Le projet transfrontalier impliquant la Pologne, l’Estonie, la Lettonie et la Lituanie renforcera la coopération balte en alignant leurs infrastructures, une entreprise commerciale d’une importance cruciale compte tenu de leur proximité avec la Russie, a déclaré la Commission.
Les principaux objectifs du projet transfrontalier de la Roumanie et de la Bulgarie sont de moderniser leur infrastructure électrique afin de répondre aux normes des réseaux intelligents pour les réseaux de distribution et de transport et d’accroître l’interconnectivité régionale.
Le commissaire européen à l’énergie et au logement, Dan Jørgensen, a déclaré que ces travaux ouvriraient la voie à « fournir une énergie propre et bon marché aux consommateurs », contribuant ainsi à la souveraineté énergétique du bloc.
« Les projets que nous soutenons financièrement amélioreront la compétitivité et la sécurité énergétique de l’Europe, nous mettant ainsi sur la voie de l’indépendance », a déclaré Jørgensen.
Stockage et terminaux d’hydrogène
L’Allemagne est en tête de l’UE en matière de financement de projets hydrogène, avec un projet d’infrastructure de stockage dirigé par Gronau-Epe REW qui devrait recevoir 120,11 millions d’euros, tandis qu’un terminal hydrogène dirigé par Uniper Green Wilhelmshaven devrait recevoir 10,63 millions d’euros.
Le terminal hydrogène ACE des Pays-Bas, situé dans le port de Rotterdam, recevra 25,62 millions d’euros de l’UE.
Le projet est développé par l’opérateur gazier de réseau néerlandais Gasunie aux côtés de sociétés énergétiques multinationales telles que HES International et Vopak pour recevoir, stocker et reconvertir l’ammoniac en hydrogène à des fins industrielles.

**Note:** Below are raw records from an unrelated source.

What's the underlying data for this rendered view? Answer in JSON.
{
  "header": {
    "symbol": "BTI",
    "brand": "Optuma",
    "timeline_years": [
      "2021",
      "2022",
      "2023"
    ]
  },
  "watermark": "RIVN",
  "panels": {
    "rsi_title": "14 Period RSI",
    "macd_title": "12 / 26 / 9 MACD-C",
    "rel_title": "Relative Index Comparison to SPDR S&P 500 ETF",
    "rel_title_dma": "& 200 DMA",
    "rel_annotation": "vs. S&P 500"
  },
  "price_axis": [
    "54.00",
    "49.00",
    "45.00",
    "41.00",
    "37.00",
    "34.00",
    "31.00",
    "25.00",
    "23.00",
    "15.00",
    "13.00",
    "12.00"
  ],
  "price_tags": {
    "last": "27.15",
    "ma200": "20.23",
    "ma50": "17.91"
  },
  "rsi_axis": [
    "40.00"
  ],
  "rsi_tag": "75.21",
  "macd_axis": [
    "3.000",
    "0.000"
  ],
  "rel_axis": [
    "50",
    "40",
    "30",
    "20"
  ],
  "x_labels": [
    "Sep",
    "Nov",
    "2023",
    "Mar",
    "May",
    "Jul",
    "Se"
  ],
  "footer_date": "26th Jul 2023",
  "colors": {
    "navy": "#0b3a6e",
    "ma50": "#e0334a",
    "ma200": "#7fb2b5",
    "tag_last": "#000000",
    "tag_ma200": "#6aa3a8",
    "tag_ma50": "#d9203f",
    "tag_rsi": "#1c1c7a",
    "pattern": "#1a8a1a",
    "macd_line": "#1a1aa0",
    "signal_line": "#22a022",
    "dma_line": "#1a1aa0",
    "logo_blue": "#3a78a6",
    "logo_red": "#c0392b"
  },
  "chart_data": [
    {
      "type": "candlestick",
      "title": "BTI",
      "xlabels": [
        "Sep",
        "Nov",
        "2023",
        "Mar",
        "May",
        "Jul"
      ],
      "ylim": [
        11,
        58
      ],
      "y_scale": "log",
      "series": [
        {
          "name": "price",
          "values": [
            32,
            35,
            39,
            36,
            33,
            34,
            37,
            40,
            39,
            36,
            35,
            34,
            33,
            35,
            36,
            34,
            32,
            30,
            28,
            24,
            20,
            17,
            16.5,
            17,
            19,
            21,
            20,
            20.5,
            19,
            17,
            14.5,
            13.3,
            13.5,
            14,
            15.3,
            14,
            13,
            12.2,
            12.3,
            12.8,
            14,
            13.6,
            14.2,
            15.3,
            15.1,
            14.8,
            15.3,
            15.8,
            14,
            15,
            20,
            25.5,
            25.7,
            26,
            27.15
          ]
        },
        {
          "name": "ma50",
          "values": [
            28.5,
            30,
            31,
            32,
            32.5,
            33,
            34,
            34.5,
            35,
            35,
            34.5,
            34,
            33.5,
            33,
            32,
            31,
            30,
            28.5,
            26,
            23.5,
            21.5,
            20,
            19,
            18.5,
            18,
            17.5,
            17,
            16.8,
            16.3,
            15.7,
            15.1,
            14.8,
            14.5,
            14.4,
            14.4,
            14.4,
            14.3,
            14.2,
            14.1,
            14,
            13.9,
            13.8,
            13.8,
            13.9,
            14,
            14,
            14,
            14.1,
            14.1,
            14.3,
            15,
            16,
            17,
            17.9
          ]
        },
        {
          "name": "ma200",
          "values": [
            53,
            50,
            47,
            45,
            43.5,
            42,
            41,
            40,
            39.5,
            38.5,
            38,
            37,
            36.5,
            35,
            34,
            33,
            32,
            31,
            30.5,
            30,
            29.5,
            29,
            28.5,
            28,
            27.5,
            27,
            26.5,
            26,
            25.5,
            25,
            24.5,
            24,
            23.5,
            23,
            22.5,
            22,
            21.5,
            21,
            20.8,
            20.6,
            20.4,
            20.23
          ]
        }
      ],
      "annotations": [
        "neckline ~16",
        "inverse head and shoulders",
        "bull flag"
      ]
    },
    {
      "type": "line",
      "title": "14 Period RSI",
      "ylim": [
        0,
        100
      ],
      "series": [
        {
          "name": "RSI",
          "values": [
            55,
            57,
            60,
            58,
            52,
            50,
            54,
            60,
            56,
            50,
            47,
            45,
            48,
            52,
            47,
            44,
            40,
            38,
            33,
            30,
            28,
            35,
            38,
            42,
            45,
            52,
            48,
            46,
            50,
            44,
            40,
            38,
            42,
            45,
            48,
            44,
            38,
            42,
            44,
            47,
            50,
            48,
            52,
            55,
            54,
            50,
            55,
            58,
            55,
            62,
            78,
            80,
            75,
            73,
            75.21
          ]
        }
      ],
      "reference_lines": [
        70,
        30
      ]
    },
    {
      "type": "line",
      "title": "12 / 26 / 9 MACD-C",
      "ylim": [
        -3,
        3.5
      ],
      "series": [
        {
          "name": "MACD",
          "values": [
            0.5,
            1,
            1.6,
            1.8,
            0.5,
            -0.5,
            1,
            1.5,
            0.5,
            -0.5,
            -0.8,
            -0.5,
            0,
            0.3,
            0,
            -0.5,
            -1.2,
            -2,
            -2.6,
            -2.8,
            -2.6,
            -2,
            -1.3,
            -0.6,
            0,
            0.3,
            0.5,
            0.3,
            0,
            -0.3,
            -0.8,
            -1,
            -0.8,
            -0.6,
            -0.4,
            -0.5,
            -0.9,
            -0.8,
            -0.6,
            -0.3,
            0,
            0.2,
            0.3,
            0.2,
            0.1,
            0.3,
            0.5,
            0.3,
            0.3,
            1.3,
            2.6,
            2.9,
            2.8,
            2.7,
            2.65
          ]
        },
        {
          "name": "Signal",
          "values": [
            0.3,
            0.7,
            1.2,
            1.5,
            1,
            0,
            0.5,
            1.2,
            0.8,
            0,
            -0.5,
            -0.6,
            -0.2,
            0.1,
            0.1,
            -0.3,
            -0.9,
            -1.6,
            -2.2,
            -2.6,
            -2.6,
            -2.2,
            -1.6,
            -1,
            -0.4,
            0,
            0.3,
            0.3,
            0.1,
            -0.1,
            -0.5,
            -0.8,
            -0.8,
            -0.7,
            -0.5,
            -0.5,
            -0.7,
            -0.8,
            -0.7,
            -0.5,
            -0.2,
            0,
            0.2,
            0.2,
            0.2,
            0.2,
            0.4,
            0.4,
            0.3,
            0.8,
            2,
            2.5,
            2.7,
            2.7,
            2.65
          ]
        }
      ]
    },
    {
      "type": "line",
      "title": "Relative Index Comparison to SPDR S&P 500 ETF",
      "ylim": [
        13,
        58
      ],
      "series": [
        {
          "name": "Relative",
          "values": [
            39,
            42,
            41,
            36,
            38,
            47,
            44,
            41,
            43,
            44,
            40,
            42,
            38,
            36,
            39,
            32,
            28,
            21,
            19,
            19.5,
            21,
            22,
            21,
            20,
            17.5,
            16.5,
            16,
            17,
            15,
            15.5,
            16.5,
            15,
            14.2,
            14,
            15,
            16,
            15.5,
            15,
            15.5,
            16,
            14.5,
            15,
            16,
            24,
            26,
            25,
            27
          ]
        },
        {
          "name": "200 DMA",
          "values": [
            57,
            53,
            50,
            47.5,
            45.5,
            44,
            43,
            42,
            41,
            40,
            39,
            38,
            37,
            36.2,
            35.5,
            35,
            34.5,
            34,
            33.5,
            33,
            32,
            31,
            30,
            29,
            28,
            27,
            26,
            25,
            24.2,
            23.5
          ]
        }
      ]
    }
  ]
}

L’Autriche, la Bulgarie, la France et la Slovaquie figuraient également sur la liste des bénéficiaires de financement pour des projets hydrogène.
Au moins 100 projets d’infrastructures hydrogène étaient éligibles en novembre 2025 pour recevoir un financement de l’UE au titre de la loi du bloc visant à développer les infrastructures énergétiques transfrontalières.
Les critiques ont fait valoir que plus de 90 % de ces projets ont été soumis par des opérateurs de transport de gaz, ce qui va à l’encontre de la révision de la loi de 2022, destinée à aligner les objectifs énergétiques et climatiques de l’UE27.
En vertu de la loi européenne sur les énergies renouvelables, le bloc des 27 membres devrait produire 10 millions de tonnes d’hydrogène d’ici 2030 et devrait en importer 10 millions de tonnes supplémentaires.
Le prochain appel à propositions pour les infrastructures énergétiques dans le cadre du MIE est prévu d’avril à juin.